Meus textos não costumam ser na primeira pessoa, mas às vezes acho que é preciso se envolver. Os filmes de Alexander Payne geralmente me tocam profundamente. As Confissões de Schmidt e Os Descendentes, que costumam dividir opiniões, exercem em mim efeitos fulminantes, talvez por que sua melancolia me parece sincera; talvez porque sejam filmes que invariavelmente colocam a família em algum ponto da trama. Nebraska, embora seja radicalmente diferente desses dois filmes, teve um impacto parecido.
Há cerca de cinco meses, eu perdi meu pai. Seu Chico nos deixou no exato dia de seu aniversário. Era um jovem de 62 anos. Eu, por algum destes mistérios que ninguém explica, o único filho que morava longe dele, tive a chance de ter minha última conversa com meu pai na noite anterior, quando cheguei de viagem justamente para a festa do dia seguinte. Foi um pequeno alento para uma partida tão repentina. Meu pai ainda não tinha sinais de velhice, como o personagem de Bruce Dern em Nebraska, mas o fato do filme ser uma espécie de despedida de pai e filho me abalou um bocado.
O roteiro de Bob Nelson parte de um pressuposto simples: um homem que está perdendo a memória acredita cegamente que ganhou um prêmio de U$ 1 milhão, como promete uma correspondência que recebeu. Depois que ele tenta fugir de casa várias vezes em busca do prêmio, seu filho mais novo resolve realizar seu desejo e o leva numa viagem cujo destino é a cidade de Lincoln, estado de Nebraska, onde o valor deveria ser retirado. Como se pode imaginar, o trajeto desta viagem é uma espécie de reencontro entre pai e filho, onde o jovem tenta devolver ao pai sua dignidade num “acerto de contas” invisível.
Embora o tema instrumental indique o caminho da melancolia com que o cineasta trabalha habitualmente, este novo filme não se rende ao sentimentalismo.

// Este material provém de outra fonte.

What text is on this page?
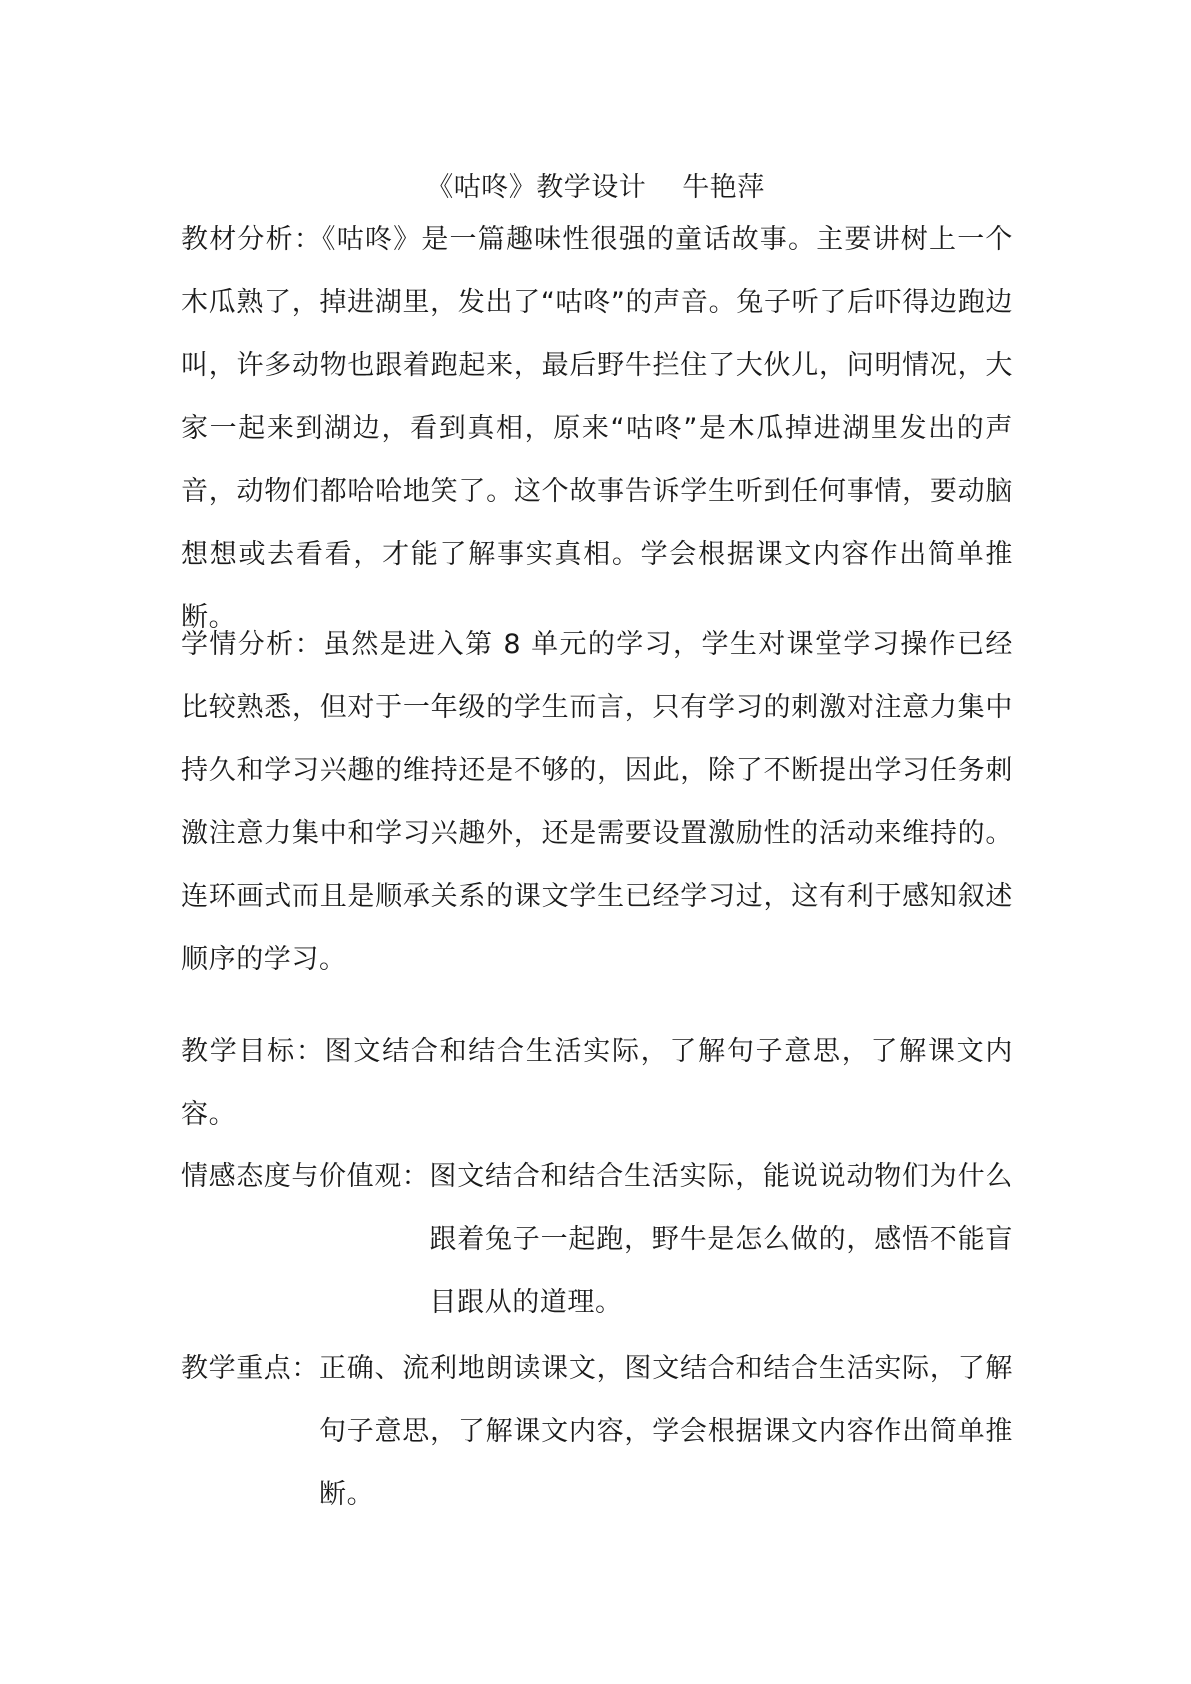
《咕咚》教学设计 牛艳萍
教材分析：《咕咚》是一篇趣味性很强的童话故事。主要讲树上一个木瓜熟了，掉进湖里，发出了“咕咚”的声音。兔子听了后吓得边跑边叫，许多动物也跟着跑起来，最后野牛拦住了大伙儿，问明情况，大家一起来到湖边，看到真相，原来“咕咚”是木瓜掉进湖里发出的声音，动物们都哈哈地笑了。这个故事告诉学生听到任何事情，要动脑想想或去看看，才能了解事实真相。学会根据课文内容作出简单推断。
学情分析：虽然是进入第 8 单元的学习，学生对课堂学习操作已经比较熟悉，但对于一年级的学生而言，只有学习的刺激对注意力集中持久和学习兴趣的维持还是不够的，因此，除了不断提出学习任务刺激注意力集中和学习兴趣外，还是需要设置激励性的活动来维持的。连环画式而且是顺承关系的课文学生已经学习过，这有利于感知叙述顺序的学习。
教学目标：图文结合和结合生活实际，了解句子意思，了解课文内容。
情感态度与价值观： 图文结合和结合生活实际，能说说动物们为什么跟着兔子一起跑，野牛是怎么做的，感悟不能盲目跟从的道理。
教学重点： 正确、流利地朗读课文，图文结合和结合生活实际，了解句子意思，了解课文内容，学会根据课文内容作出简单推断。
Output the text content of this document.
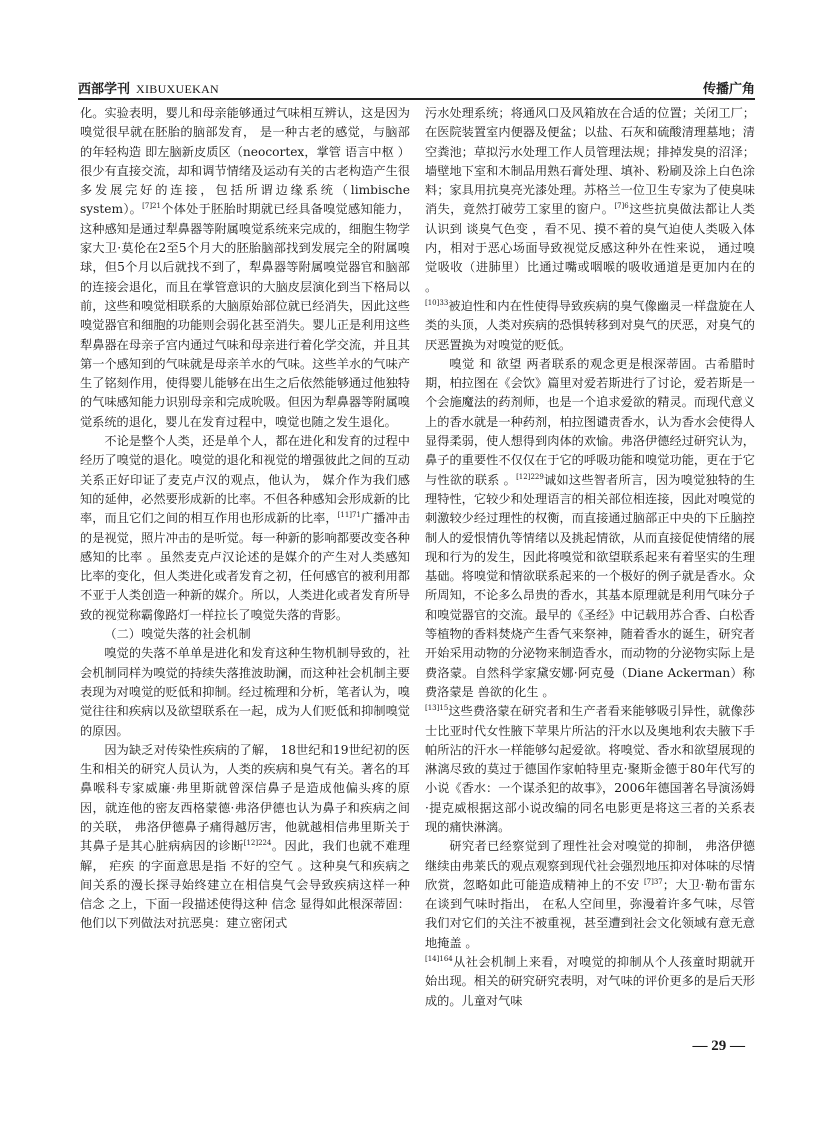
西部学刊 XIBUXUEKAN	传播广角

化。实验表明，婴儿和母亲能够通过气味相互辨认，这是因为嗅觉很早就在胚胎的脑部发育， 是一种古老的感觉，与脑部的年轻构造 即左脑新皮质区（neocortex，掌管 语言中枢 ）很少有直接交流，却和调节情绪及运动有关的古老构造产生很多发展完好的连接，包括所谓边缘系统（limbische system）。$^{[7]21}$个体处于胚胎时期就已经具备嗅觉感知能力，这种感知是通过犁鼻器等附属嗅觉系统来完成的，细胞生物学家大卫·莫伦在2至5个月大的胚胎脑部找到发展完全的附属嗅球，但5个月以后就找不到了，犁鼻器等附属嗅觉器官和脑部的连接会退化，而且在掌管意识的大脑皮层演化到当下格局以前，这些和嗅觉相联系的大脑原始部位就已经消失，因此这些嗅觉器官和细胞的功能则会弱化甚至消失。婴儿正是利用这些犁鼻器在母亲子宫内通过气味和母亲进行着化学交流，并且其第一个感知到的气味就是母亲羊水的气味。这些羊水的气味产生了铭刻作用，使得婴儿能够在出生之后依然能够通过他独特的气味感知能力识别母亲和完成吮吸。但因为犁鼻器等附属嗅觉系统的退化，婴儿在发育过程中，嗅觉也随之发生退化。

不论是整个人类，还是单个人，都在进化和发育的过程中经历了嗅觉的退化。嗅觉的退化和视觉的增强彼此之间的互动关系正好印证了麦克卢汉的观点，他认为， 媒介作为我们感知的延伸，必然要形成新的比率。不但各种感知会形成新的比率，而且它们之间的相互作用也形成新的比率，$^{[11]71}$广播冲击的是视觉，照片冲击的是听觉。每一种新的影响都要改变各种感知的比率 。虽然麦克卢汉论述的是媒介的产生对人类感知比率的变化，但人类进化或者发育之初，任何感官的被利用都不亚于人类创造一种新的媒介。所以，人类进化或者发育所导致的视觉称霸像路灯一样拉长了嗅觉失落的背影。

（二）嗅觉失落的社会机制

嗅觉的失落不单单是进化和发育这种生物机制导致的，社会机制同样为嗅觉的持续失落推波助澜，而这种社会机制主要表现为对嗅觉的贬低和抑制。经过梳理和分析，笔者认为，嗅觉往往和疾病以及欲望联系在一起，成为人们贬低和抑制嗅觉的原因。

因为缺乏对传染性疾病的了解， 18世纪和19世纪初的医生和相关的研究人员认为，人类的疾病和臭气有关。著名的耳鼻喉科专家威廉·弗里斯就曾深信鼻子是造成他偏头疼的原因，就连他的密友西格蒙德·弗洛伊德也认为鼻子和疾病之间的关联， 弗洛伊德鼻子痛得越厉害，他就越相信弗里斯关于其鼻子是其心脏病病因的诊断$^{[12]224}$。因此，我们也就不难理解， 疟疾 的字面意思是指 不好的空气 。这种臭气和疾病之间关系的漫长探寻始终建立在相信臭气会导致疾病这样一种 信念 之上，下面一段描述使得这种 信念 显得如此根深蒂固：他们以下列做法对抗恶臭：建立密闭式

污水处理系统；将通风口及风箱放在合适的位置；关闭工厂；在医院装置室内便器及便盆；以盐、石灰和硫酸清理墓地；清空粪池；草拟污水处理工作人员管理法规；排掉发臭的沼泽；墙壁地下室和木制品用熟石膏处理、填补、粉刷及涂上白色涂料；家具用抗臭亮光漆处理。苏格兰一位卫生专家为了使臭味消失，竟然打破劳工家里的窗户。$^{[7]6}$这些抗臭做法都让人类认识到 谈臭气色变 ，看不见、摸不着的臭气迫使人类吸入体内，相对于恶心场面导致视觉反感这种外在性来说， 通过嗅觉吸收（进肺里）比通过嘴或咽喉的吸收通道是更加内在的 。

$^{[10]33}$被迫性和内在性使得导致疾病的臭气像幽灵一样盘旋在人类的头顶，人类对疾病的恐惧转移到对臭气的厌恶，对臭气的厌恶置换为对嗅觉的贬低。

嗅觉 和 欲望 两者联系的观念更是根深蒂固。古希腊时期，柏拉图在《会饮》篇里对爱若斯进行了讨论，爱若斯是一个会施魔法的药剂师，也是一个追求爱欲的精灵。而现代意义上的香水就是一种药剂，柏拉图谴责香水，认为香水会使得人显得柔弱，使人想得到肉体的欢愉。弗洛伊德经过研究认为， 鼻子的重要性不仅仅在于它的呼吸功能和嗅觉功能，更在于它与性欲的联系 。$^{[12]229}$诚如这些智者所言，因为嗅觉独特的生理特性，它较少和处理语言的相关部位相连接，因此对嗅觉的刺激较少经过理性的权衡，而直接通过脑部正中央的下丘脑控制人的爱恨情仇等情绪以及挑起情欲，从而直接促使情绪的展现和行为的发生，因此将嗅觉和欲望联系起来有着坚实的生理基础。将嗅觉和情欲联系起来的一个极好的例子就是香水。众所周知，不论多么昂贵的香水，其基本原理就是利用气味分子和嗅觉器官的交流。最早的《圣经》中记载用苏合香、白松香等植物的香料焚烧产生香气来祭神，随着香水的诞生，研究者开始采用动物的分泌物来制造香水，而动物的分泌物实际上是费洛蒙。自然科学家黛安娜·阿克曼（Diane Ackerman）称费洛蒙是 兽欲的化生 。

$^{[13]15}$这些费洛蒙在研究者和生产者看来能够吸引异性，就像莎士比亚时代女性腋下苹果片所沾的汗水以及奥地利农夫腋下手帕所沾的汗水一样能够勾起爱欲。将嗅觉、香水和欲望展现的淋漓尽致的莫过于德国作家帕特里克·聚斯金德于80年代写的小说《香水：一个谋杀犯的故事》，2006年德国著名导演汤姆·提克威根据这部小说改编的同名电影更是将这三者的关系表现的痛快淋漓。

研究者已经察觉到了理性社会对嗅觉的抑制， 弗洛伊德继续由弗莱氏的观点观察到现代社会强烈地压抑对体味的尽情欣赏，忽略如此可能造成精神上的不安 $^{[7]37}$；大卫·勒布雷东在谈到气味时指出， 在私人空间里，弥漫着许多气味，尽管我们对它们的关注不被重视，甚至遭到社会文化领域有意无意地掩盖 。

$^{[14]164}$从社会机制上来看，对嗅觉的抑制从个人孩童时期就开始出现。相关的研究研究表明，对气味的评价更多的是后天形成的。儿童对气味

— 29 —
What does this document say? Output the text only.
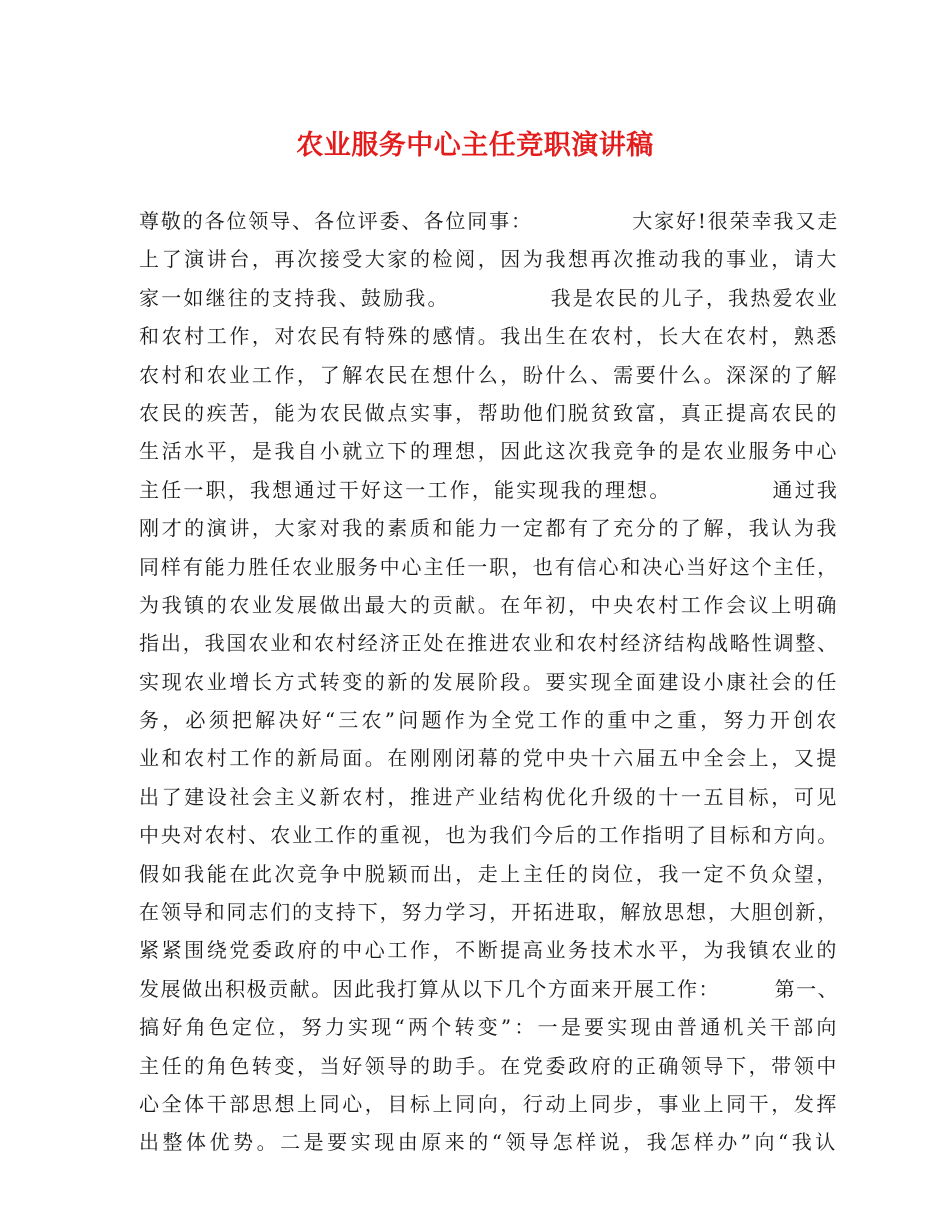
农业服务中心主任竞职演讲稿
尊敬的各位领导、各位评委、各位同事：　　　　　大家好!很荣幸我又走
上了演讲台，再次接受大家的检阅，因为我想再次推动我的事业，请大
家一如继往的支持我、鼓励我。　　　　　我是农民的儿子，我热爱农业
和农村工作，对农民有特殊的感情。我出生在农村，长大在农村，熟悉
农村和农业工作，了解农民在想什么，盼什么、需要什么。深深的了解
农民的疾苦，能为农民做点实事，帮助他们脱贫致富，真正提高农民的
生活水平，是我自小就立下的理想，因此这次我竞争的是农业服务中心
主任一职，我想通过干好这一工作，能实现我的理想。　　　　　通过我
刚才的演讲，大家对我的素质和能力一定都有了充分的了解，我认为我
同样有能力胜任农业服务中心主任一职，也有信心和决心当好这个主任，
为我镇的农业发展做出最大的贡献。在年初，中央农村工作会议上明确
指出，我国农业和农村经济正处在推进农业和农村经济结构战略性调整、
实现农业增长方式转变的新的发展阶段。要实现全面建设小康社会的任
务，必须把解决好“三农”问题作为全党工作的重中之重，努力开创农
业和农村工作的新局面。在刚刚闭幕的党中央十六届五中全会上，又提
出了建设社会主义新农村，推进产业结构优化升级的十一五目标，可见
中央对农村、农业工作的重视，也为我们今后的工作指明了目标和方向。
假如我能在此次竞争中脱颖而出，走上主任的岗位，我一定不负众望，
在领导和同志们的支持下，努力学习，开拓进取，解放思想，大胆创新，
紧紧围绕党委政府的中心工作，不断提高业务技术水平，为我镇农业的
发展做出积极贡献。因此我打算从以下几个方面来开展工作：　　　第一、
搞好角色定位，努力实现“两个转变”：一是要实现由普通机关干部向
主任的角色转变，当好领导的助手。在党委政府的正确领导下，带领中
心全体干部思想上同心，目标上同向，行动上同步，事业上同干，发挥
出整体优势。二是要实现由原来的“领导怎样说，我怎样办”向“我认
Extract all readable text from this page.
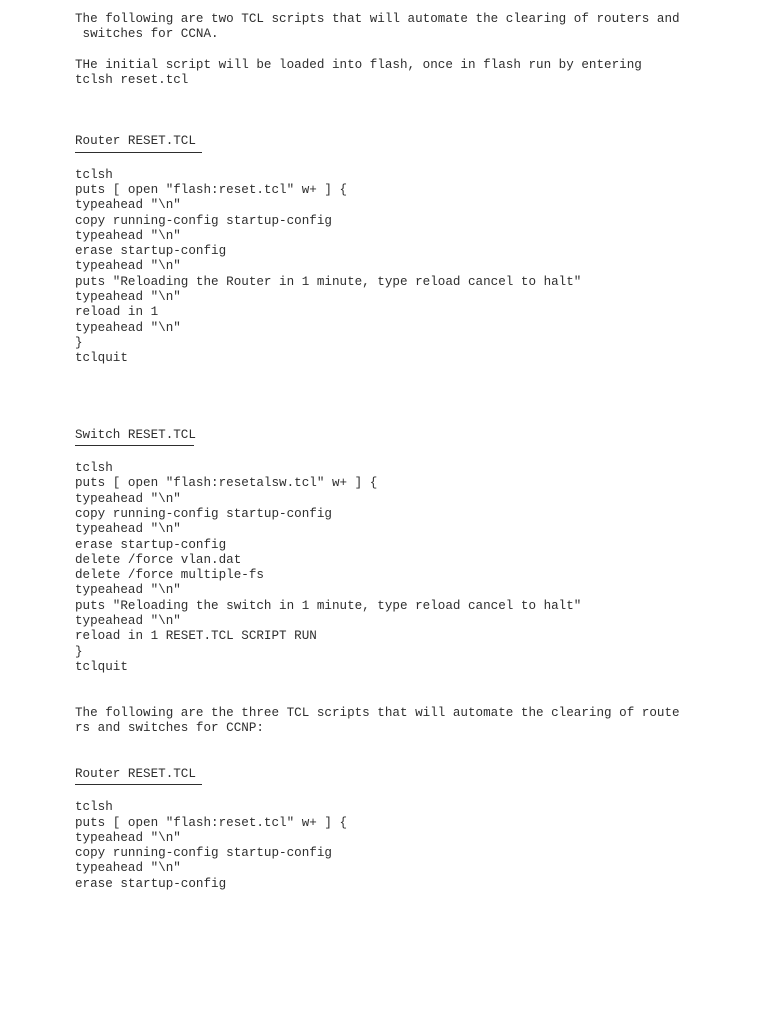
The following are two TCL scripts that will automate the clearing of routers and
switches for CCNA.
THe initial script will be loaded into flash, once in flash run by entering
tclsh reset.tcl
Router RESET.TCL
tclsh
puts [ open "flash:reset.tcl" w+ ] {
typeahead "\n"
copy running-config startup-config
typeahead "\n"
erase startup-config
typeahead "\n"
puts "Reloading the Router in 1 minute, type reload cancel to halt"
typeahead "\n"
reload in 1
typeahead "\n"
}
tclquit
Switch RESET.TCL
tclsh
puts [ open "flash:resetalsw.tcl" w+ ] {
typeahead "\n"
copy running-config startup-config
typeahead "\n"
erase startup-config
delete /force vlan.dat
delete /force multiple-fs
typeahead "\n"
puts "Reloading the switch in 1 minute, type reload cancel to halt"
typeahead "\n"
reload in 1 RESET.TCL SCRIPT RUN
}
tclquit
The following are the three TCL scripts that will automate the clearing of route
rs and switches for CCNP:
Router RESET.TCL
tclsh
puts [ open "flash:reset.tcl" w+ ] {
typeahead "\n"
copy running-config startup-config
typeahead "\n"
erase startup-config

Pelo contrário, Nebraska é um filme seco, repleto de humor negro, que não facilita as coisas para o espectador. Bruce Dern não interpreta um velhinho adorável. Seu Woody é um homem que conquistou a antipatia até da mulher com seu comportamento irresponsável e sua ausência. June Squibb – essa, sim, uma velhinha adorável, pelo menos na aparência – tem diálogos duros, incômodos, que traduzem os anos de frustração que viveu. Ambos estão ótimos e surpreendentes.
A viagem de reconhecimento se transforma numa viagem de desilusão quando Woody e o filho resolvem parar na cidade natal do pai, um lugar que o tempo esqueceu, um retrato de uma white trash America decadente, onde a notícia da “fortuna” de Woody se espalha e desperta a cobiça de familiares e vizinhos. No meio disso tudo, o filme concentra sua doçura num personagem. Davey é o filho que quer fazer as vontades do pai como uma última homenagem, uma chance de reatar o elo desgastado pelo alcoolismo e pela ausência paternas. Will Forte pode não ser um grande ator, mas está comovente em cada cena do filme. Traduz muito o senso de proteção e de agradecimento do personagem com muito pouco.
Quanto a mim, não há grandes semelhanças entre a história de Woody e Davey e a história de Chico e Chico. Meu pai nunca perdeu a memória, eu não sou o filho caçula, mas este filme me fez sentir falta de uma despedida mais adequada, seja no formato de um acerto de contas, seja numa conversa franca entre pai e filho. Fiquei com inveja do Davey por ter tido essa chance e agradeço muito ao Alexander Payne por ter feito este filme tão bonito.
Nebraska
[Nebraska, Alexander Payne, 2013]
Chico, tenho lido seu blog há um tempinho. Meus sentimentos pela perda de seu pai. Que seu pensamento iluminado te leve a atingir suas conquistas pessoais, podemos ver claramente que você é, além de lúcido, sensível, inteligente e ótimo crítico.
Do seu lindo texto, fui pro filme…do filme, volto pra te agradecer…belíssimo. Todos somos um pouco filhos do Woody, do Seu Chico, e do meu Vicente. Sinto pela sua perda…abraço
Chico,
acesso seu blog todo santo dia e acho que por isso as vezes acabo me sentindo como se você fosse um grande amigo. Mesmo não sendo, meus sentimentos pela perda do seu pai. Que sorte a nossa ter pessoas como Alexander Payne para nos ajudar a nos sentir melhor em momentos como esse, ou pelo menos nos fazer sentir.
Mais uma vez parabéns pelo seu trabalho, com certeza motivo de orgulho do Seu Chico!
Obrigado, Nathalia. Seja muito muito bem-vinda sempre!